I found out yesterday that my time as a Miss Bee may be drastically shortened.
My FI has had his master's for a year now and can't find a job as a teacher at a high school or college because of the economy, teacher layoffs, etc. He heard from a friend of his that Louisiana is hiring people with master's degrees and paying them a good deal of money (and allowing them to teach the way they want to teach...this is good for my maverick of a FI, haha!). It sounds like a really good opportunity.
So he talked to me about it and we decided to go for it. The kicker is...I want to be married to him before we go. The thing is, instead of our peaceful planning for a wedding next March, we'd have to bump the date up to August, or even late July. ACK! We have the money for it, that's not the issue- it's the timing.
So I have two options.
Option #1- Move everything up and have our grand wedding in August. There are two serious problems with this idea though...first, that my side of the family lives across the country and the wedding will be in Orlando (because ALL of his family lives there and his family is much bigger than mine), so that would severely limit the amount of time my side of the family has to save for plane tickets, hotels, etc. Second, we wouldn't even know if he got the job until around June or even early July, so that is DEFINITELY not enough time for us to plan the kind of wedding we want, not to mention send out invites and give people time to plan.
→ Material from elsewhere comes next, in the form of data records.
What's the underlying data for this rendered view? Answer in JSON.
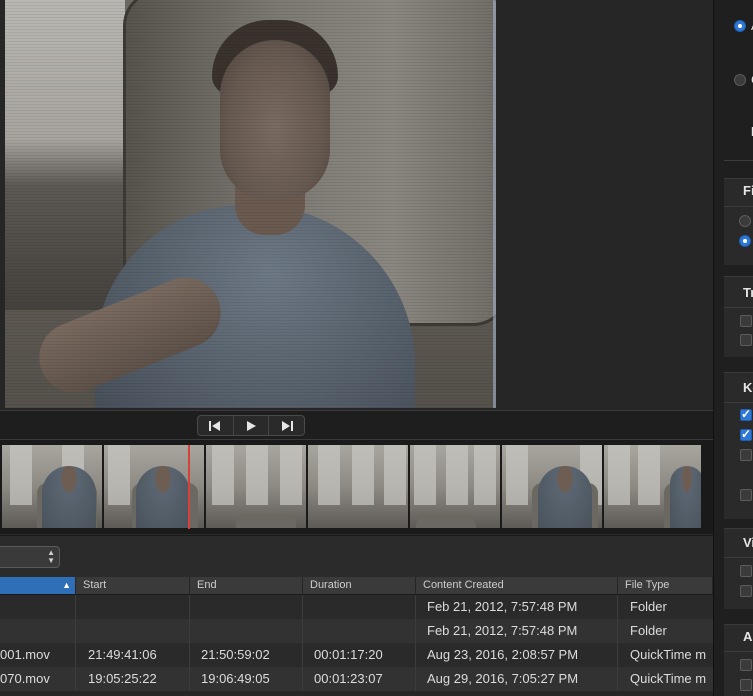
{
  "transport": {
    "prev_icon": "⎮◀",
    "play_icon": "▶",
    "next_icon": "▶⎮"
  },
  "file_list": {
    "columns": [
      "",
      "Start",
      "End",
      "Duration",
      "Content Created",
      "File Type"
    ],
    "rows": [
      {
        "name": "",
        "start": "",
        "end": "",
        "duration": "",
        "created": "Feb 21, 2012, 7:57:48 PM",
        "type": "Folder"
      },
      {
        "name": "",
        "start": "",
        "end": "",
        "duration": "",
        "created": "Feb 21, 2012, 7:57:48 PM",
        "type": "Folder"
      },
      {
        "name": "001.mov",
        "start": "21:49:41:06",
        "end": "21:50:59:02",
        "duration": "00:01:17:20",
        "created": "Aug 23, 2016, 2:08:57 PM",
        "type": "QuickTime m"
      },
      {
        "name": "070.mov",
        "start": "19:05:25:22",
        "end": "19:06:49:05",
        "duration": "00:01:23:07",
        "created": "Aug 29, 2016, 7:05:27 PM",
        "type": "QuickTime m"
      }
    ]
  },
  "inspector": {
    "radio_a_label": "A",
    "radio_c_label": "C",
    "e_label": "E",
    "sections": [
      "File",
      "Tra",
      "Key",
      "Vid",
      "Aud"
    ],
    "checkbox_states": {
      "key_1": true,
      "key_2": true,
      "key_3": false,
      "key_4": false
    }
  },
  "colors": {
    "accent": "#2f78d6",
    "playhead": "#d8403a",
    "header_sorted": "#2f6fb7"
  }
}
Option #2- Have a quiet wedding with our immediate families in August. It would be very informal and we'd just have a nice dinner afterwards. I do desperately want a "real" wedding like we've been planning, though.
Here's my etiquette-related question. If I go for option #2, can I still have a wedding and reception in March? I don't just want a reception...I want to have a wedding with the lovely dress, the walk down the aisle, and for my sisters and cousin to be my bridesmaids- I want to get married in front of ALL of our family and make those promises to my FI. Could I possibly send out some kind of Save-the-Date that says that we got married, but we'd like to make those vows in front of everyone in March?
I'm just not sure how to word that exactly. I don't want it to be graceless or offensive! I just need a bit of hive help on how to tackle this issue.